I’m pasting the model in here (with auto-formatting from our emacs mode and reduced vertical space):

```
data {
int<lower=1> T; // num steps
int<lower=1> K; // num categories
int<lower=1> D; // dim of obs
matrix[T, D] x; // obs
vector<lower=0>[K] alpha; // init category prior
vector[D] lambda; // init emit prior
cov_matrix[D] rho;
vector<lower=0>[K] beta; // transit prior
int nu; // prior over covariances
cov_matrix[D] kappa;
}
parameters {
simplex[K] pi; // init category
vector[D] imu[K]; // init emission
cov_matrix[D] isigma[K];
simplex[K] trans[K]; // transit probs
matrix[D, D] mat[K]; // emit prob matrix
cov_matrix[D] sigma[K];
}
model {
pi ~ dirichlet(alpha);
for (k in 1:K) {
imu[k] ~ multi_normal(lambda, rho);
isigma[k] ~ inv_wishart(nu, kappa);
}
for (k in 1:K)
trans[k] ~ dirichlet(beta);
for (k in 1:K)
sigma[k] ~ inv_wishart(nu, kappa);
{
// forward algorithm computes log p(x|...)
real aux[K];
real gamma[T, K];
vector[D] mu;
for (k in 1:K)
gamma[1, k] = multi_normal_lpdf(x[1,] | imu[k], isigma[k]) + log(pi[k]);
for (t in 2:T) {
for (k in 1:K) {
for (j in 1:K)
aux[j] = gamma[t - 1, j] + log(trans[j, k]);
mu = mat[k,,] * x[t - 1]';
gamma[t, k] = log_sum_exp(aux) + multi_normal_lpdf(x[t] | mu', sigma[k]);
}
}
target += log_sum_exp(gamma[T]);
}
}
```

This will never be lightning fast given the multivariate normal emissions.

What you can do to speed things up is try to precompute and store things like cholesky factors of covariance matrices for the multivariate normals.
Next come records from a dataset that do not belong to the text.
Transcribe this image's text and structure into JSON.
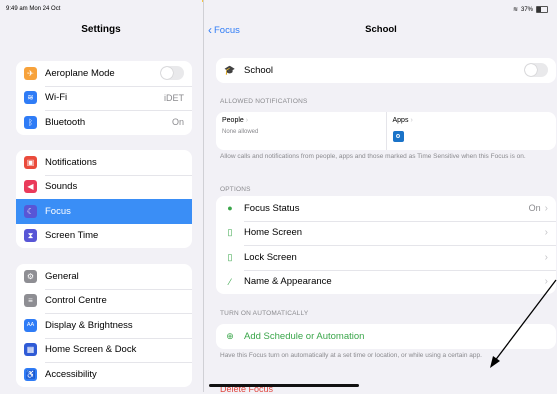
{
  "status": {
    "time": "9:49 am  Mon 24 Oct",
    "battery": "37%"
  },
  "sidebar": {
    "title": "Settings",
    "groups": [
      [
        {
          "label": "Aeroplane Mode",
          "icon": "airplane-icon",
          "color": "#f7a23b",
          "glyph": "✈",
          "toggle": true
        },
        {
          "label": "Wi-Fi",
          "icon": "wifi-icon",
          "color": "#2f7cf6",
          "glyph": "≋",
          "value": "iDET"
        },
        {
          "label": "Bluetooth",
          "icon": "bluetooth-icon",
          "color": "#2f7cf6",
          "glyph": "ᛒ",
          "value": "On"
        }
      ],
      [
        {
          "label": "Notifications",
          "icon": "notifications-icon",
          "color": "#ea4b3c",
          "glyph": "▣"
        },
        {
          "label": "Sounds",
          "icon": "sounds-icon",
          "color": "#ea3b5b",
          "glyph": "◀"
        },
        {
          "label": "Focus",
          "icon": "focus-moon-icon",
          "color": "#5856d6",
          "glyph": "☾",
          "selected": true
        },
        {
          "label": "Screen Time",
          "icon": "screen-time-icon",
          "color": "#5856d6",
          "glyph": "⧗"
        }
      ],
      [
        {
          "label": "General",
          "icon": "general-gear-icon",
          "color": "#8e8e93",
          "glyph": "⚙"
        },
        {
          "label": "Control Centre",
          "icon": "control-centre-icon",
          "color": "#8e8e93",
          "glyph": "≡"
        },
        {
          "label": "Display & Brightness",
          "icon": "display-icon",
          "color": "#2f7cf6",
          "glyph": "AA"
        },
        {
          "label": "Home Screen & Dock",
          "icon": "home-screen-icon",
          "color": "#2f5bd6",
          "glyph": "▦"
        },
        {
          "label": "Accessibility",
          "icon": "accessibility-icon",
          "color": "#2f7cf6",
          "glyph": "♿"
        }
      ]
    ]
  },
  "main": {
    "back_label": "Focus",
    "title": "School",
    "focus_name": "School",
    "allowed_header": "ALLOWED NOTIFICATIONS",
    "people_label": "People",
    "people_sub": "None allowed",
    "apps_label": "Apps",
    "allowed_footnote": "Allow calls and notifications from people, apps and those marked as Time Sensitive when this Focus is on.",
    "options_header": "OPTIONS",
    "options": [
      {
        "label": "Focus Status",
        "icon": "focus-status-icon",
        "glyph": "●",
        "value": "On"
      },
      {
        "label": "Home Screen",
        "icon": "home-screen-phone-icon",
        "glyph": "▯",
        "value": ""
      },
      {
        "label": "Lock Screen",
        "icon": "lock-screen-phone-icon",
        "glyph": "▯",
        "value": ""
      },
      {
        "label": "Name & Appearance",
        "icon": "pencil-icon",
        "glyph": "⁄",
        "value": ""
      }
    ],
    "auto_header": "TURN ON AUTOMATICALLY",
    "add_schedule": "Add Schedule or Automation",
    "auto_footnote": "Have this Focus turn on automatically at a set time or location, or while using a certain app.",
    "delete_label": "Delete Focus"
  },
  "colors": {
    "accent": "#2f7cf6",
    "selected": "#3a8ef6",
    "green": "#3aa64a"
  }
}
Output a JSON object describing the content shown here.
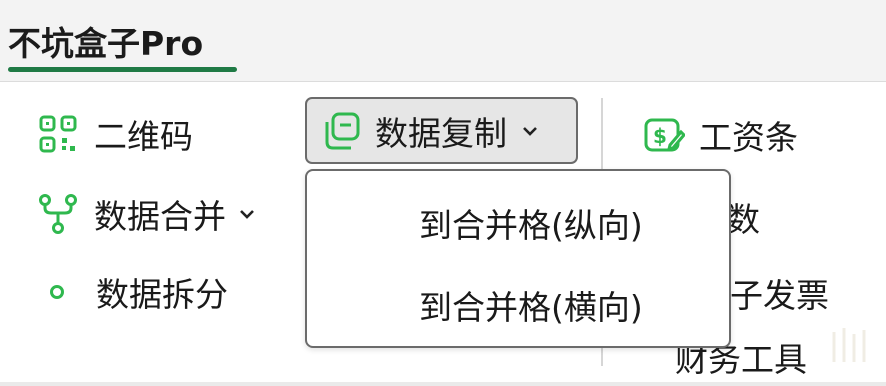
{
  "tab": {
    "title": "不坑盒子Pro"
  },
  "ribbon": {
    "left": [
      {
        "label": "二维码",
        "icon": "qr-code-icon"
      },
      {
        "label": "数据合并",
        "icon": "merge-fork-icon",
        "has_dropdown": true
      },
      {
        "label": "数据拆分",
        "icon": "dot-icon"
      }
    ],
    "copy_button": {
      "label": "数据复制",
      "icon": "copy-stack-icon",
      "has_dropdown": true
    },
    "right": [
      {
        "label": "工资条",
        "icon": "salary-slip-icon"
      },
      {
        "label": "参数",
        "visible_text": "数"
      },
      {
        "label": "电子发票",
        "visible_text": "子发票"
      },
      {
        "label": "财务工具"
      }
    ]
  },
  "dropdown_menu": {
    "items": [
      {
        "label": "到合并格(纵向)"
      },
      {
        "label": "到合并格(横向)"
      }
    ]
  },
  "colors": {
    "accent_green": "#2fb84e",
    "tab_underline": "#1f7a45"
  }
}
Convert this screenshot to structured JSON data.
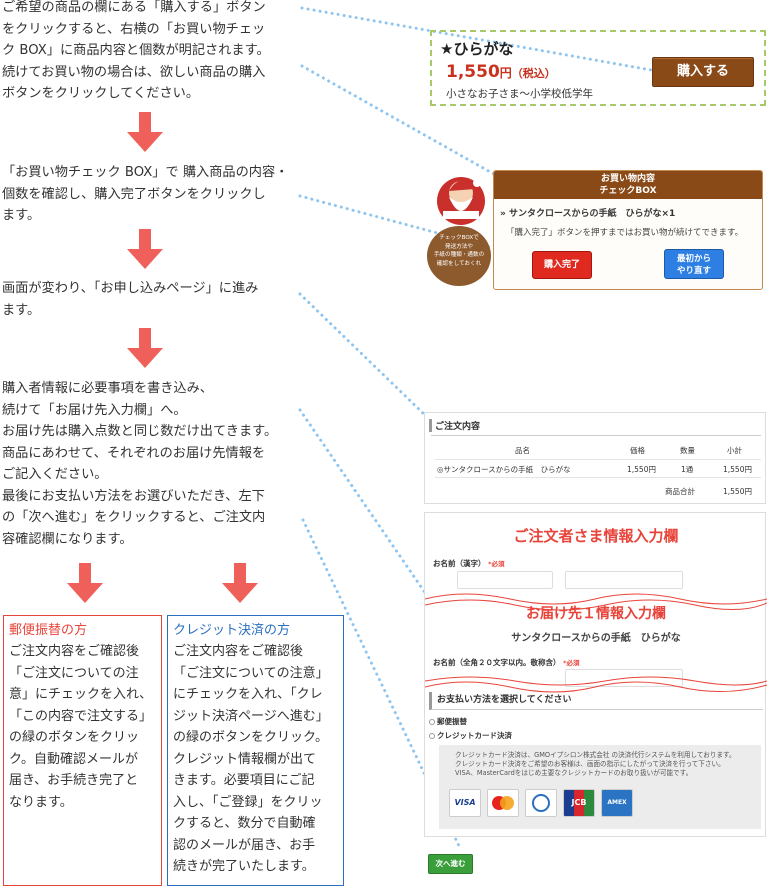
{
  "steps": [
    {
      "text": "ご希望の商品の欄にある「購入する」ボタン\nをクリックすると、右横の「お買い物チェッ\nク BOX」に商品内容と個数が明記されます。\n続けてお買い物の場合は、欲しい商品の購入\nボタンをクリックしてください。"
    },
    {
      "text": "「お買い物チェック BOX」で 購入商品の内容・\n個数を確認し、購入完了ボタンをクリックし\nます。"
    },
    {
      "text": "画面が変わり、「お申し込みページ」に進み\nます。"
    },
    {
      "text": "購入者情報に必要事項を書き込み、\n続けて「お届け先入力欄」へ。\nお届け先は購入点数と同じ数だけ出てきます。\n商品にあわせて、それぞれのお届け先情報を\nご記入ください。\n最後にお支払い方法をお選びいただき、左下\nの「次へ進む」をクリックすると、ご注文内\n容確認欄になります。"
    }
  ],
  "methods": [
    {
      "title": "郵便振替の方",
      "body": "ご注文内容をご確認後\n「ご注文についての注\n意」にチェックを入れ、\n「この内容で注文する」\nの緑のボタンをクリッ\nク。自動確認メールが\n届き、お手続き完了と\nなります。",
      "color": "#e8443a"
    },
    {
      "title": "クレジット決済の方",
      "body": "ご注文内容をご確認後\n「ご注文についての注意」\nにチェックを入れ、「クレ\nジット決済ページへ進む」\nの緑のボタンをクリック。\nクレジット情報欄が出て\nきます。必要項目にご記\n入し、「ご登録」をクリッ\nクすると、数分で自動確\n認のメールが届き、お手\n続きが完了いたします。",
      "color": "#2a6fc0"
    }
  ],
  "product": {
    "name": "★ひらがな",
    "price": "1,550",
    "price_unit": "円",
    "tax": "（税込）",
    "desc": "小さなお子さま〜小学校低学年",
    "buy_label": "購入する"
  },
  "check_box": {
    "title_line1": "お買い物内容",
    "title_line2": "チェックBOX",
    "item": "サンタクロースからの手紙　ひらがな×1",
    "note": "「購入完了」ボタンを押すまではお買い物が続けてできます。",
    "complete_label": "購入完了",
    "restart_line1": "最初から",
    "restart_line2": "やり直す",
    "santa_bubble": "チェックBOXで\n発送方法や\n手紙の種類・通数の\n確認をしておくれ"
  },
  "order": {
    "title": "ご注文内容",
    "headers": [
      "品名",
      "価格",
      "数量",
      "小計"
    ],
    "row": [
      "◎サンタクロースからの手紙　ひらがな",
      "1,550円",
      "1通",
      "1,550円"
    ],
    "total_label": "商品合計",
    "total_value": "1,550円"
  },
  "form": {
    "title": "ご注文者さま情報入力欄",
    "name_label": "お名前（漢字）",
    "required": "*必須",
    "delivery_title": "お届け先１情報入力欄",
    "delivery_product": "サンタクロースからの手紙　ひらがな",
    "delivery_name_label": "お名前（全角２０文字以内。敬称含）",
    "pay_title": "お支払い方法を選択してください",
    "pay_option1": "郵便振替",
    "pay_option2": "クレジットカード決済",
    "credit_text": "クレジットカード決済は、GMOイプシロン株式会社 の決済代行システムを利用しております。\nクレジットカード決済をご希望のお客様は、画面の指示にしたがって決済を行って下さい。\nVISA、MasterCardをはじめ主要なクレジットカードのお取り扱いが可能です。",
    "cards": [
      "VISA",
      "Master",
      "Diners",
      "JCB",
      "AMEX"
    ],
    "next_label": "次へ進む"
  },
  "colors": {
    "arrow": "#f0605a",
    "accent_red": "#e8443a",
    "brown": "#8a4a17",
    "dots": "#8ec5f0"
  }
}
For example, each of the `sigma[k]`

should be Choleksy factored and you should get an `L_sigma[k]`

which can be reused for all `T`

. That’ll go a long way to speeding things up.

I’d also get rid of the inverse Wishart and use our decomposition into cholesky factors of correlation matrices and scales (described in the manual chapter on regression).

Then you want to work on vectorizing things like this:

```
for (k in 1:K) {
imu[k] ~ multi_normal(lambda, rho);
```

which only requires you to replace the loop with

```
imu ~ multi_normal(lambda, rho);
```

You’re probably then going to need the multivariate non-centered parameterization here to get decent mixing. The manual also describes that.

This is a complicated model to speed up!